Impressions

Assassin’s Creed – the comic series

In tandem with the release of Assassin’s Creed: Syndicate, Titan Comics has embarked on a new soft-cover comic series set in the well-worn conflict between the Knights Templar and the Brotherhood. The story team is comprised of Anthony Del Col and Conor McCreery, drawn by artist Neil Edwards and coloured by Ivan Nunes. Priced at $3.99USD and on comic book stands everywhere, I got a chance to sit down with the first Assassin’s Creed comic (in digital form).

Struggling to get by in the concrete jungle, protagonist Charlotte de la Cruz (aka Char) has shown proficiency with an online VR game sold by Abstergo and inadvertently draws attention to herself. Her online gaming has netted her some unexpected friends in the Brotherhood though, and after an attempt on her life she decides to side with the assassins and see how far down the rabbit hole goes as she delves into her ancestral past.

comic page 2The time period shared in the first comic begins to explore the Salem Witch hunts. While the pacing felt too quick to identify with Char as anything more your typical comic-book-perfect looking woman with an iron will and geek cred, the art and set pieces make me curious to see where this takes us. The story arc suggests this plot line is covered in five parts.

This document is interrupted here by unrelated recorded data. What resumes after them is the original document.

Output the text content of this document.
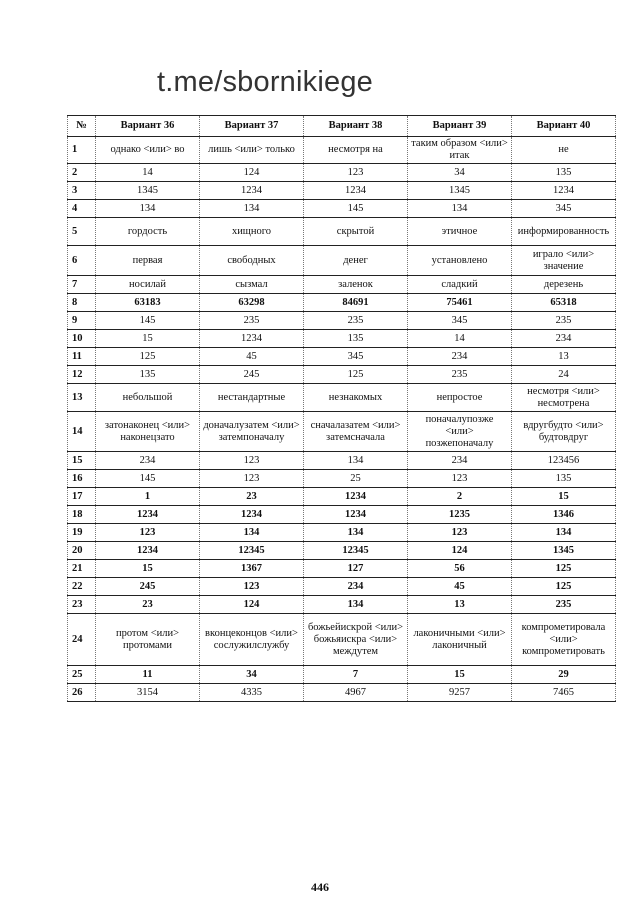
t.me/sbornikiege
№	Вариант 36	Вариант 37	Вариант 38	Вариант 39	Вариант 40
1	однако <или> во	лишь <или> только	несмотря на	таким образом <или> итак	не
2	14	124	123	34	135
3	1345	1234	1234	1345	1234
4	134	134	145	134	345
5	гордость	хищного	скрытой	этичное	информированность
6	первая	свободных	денег	установлено	играло <или> значение
7	носилай	сызмал	заленок	сладкий	дерезень
8	63183	63298	84691	75461	65318
9	145	235	235	345	235
10	15	1234	135	14	234
11	125	45	345	234	13
12	135	245	125	235	24
13	небольшой	нестандартные	незнакомых	непростое	несмотря <или> несмотрена
14	затонаконец <или> наконецзато	доначалузатем <или> затемпоначалу	сначалазатем <или> затемсначала	поначалупозже <или> позжепоначалу	вдругбудто <или> будтовдруг
15	234	123	134	234	123456
16	145	123	25	123	135
17	1	23	1234	2	15
18	1234	1234	1234	1235	1346
19	123	134	134	123	134
20	1234	12345	12345	124	1345
21	15	1367	127	56	125
22	245	123	234	45	125
23	23	124	134	13	235
24	протом <или> протомами	вконцеконцов <или> сослужилслужбу	божьейискрой <или> божьяискра <или> междутем	лаконичными <или> лаконичный	компрометировала <или> компрометировать
25	11	34	7	15	29
26	3154	4335	4967	9257	7465
446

As far as a creation story goes, the beginning is not much different than Assassin’s Creed 2 complete with similar power struggles and personality clashes within Charlotte’s new team. That’s not to say that I expect a lot from a comic that weighs in at 32 pages cover-to-cover; the content may simply feel familiar due to the source material.  I hope that these characters become more than just sets of opposing ideals and archetypes. The world within Assassin’s Creed has so many potential story-lines that can challenge and intrigue us, and it’d be a pity if that world became unpalatable because the content fails to make any impact. 

comic pageChar certainly takes issue with the ancestor she’s trying to connect with, which creates an interesting narrative as she’s forced to execute actions that go completely against her makeup.

Given that I have reviewed the digital version, I can’t comment on print or binding quality, however the art is on par for what you would expect from a quality comic. What I can say for certain is if you are looking for more Assassin’s Creed with a strong female protagonist, this certainly fits the bill. With the second comic coming out November 5th, I look forward to where Titan Comics takes us.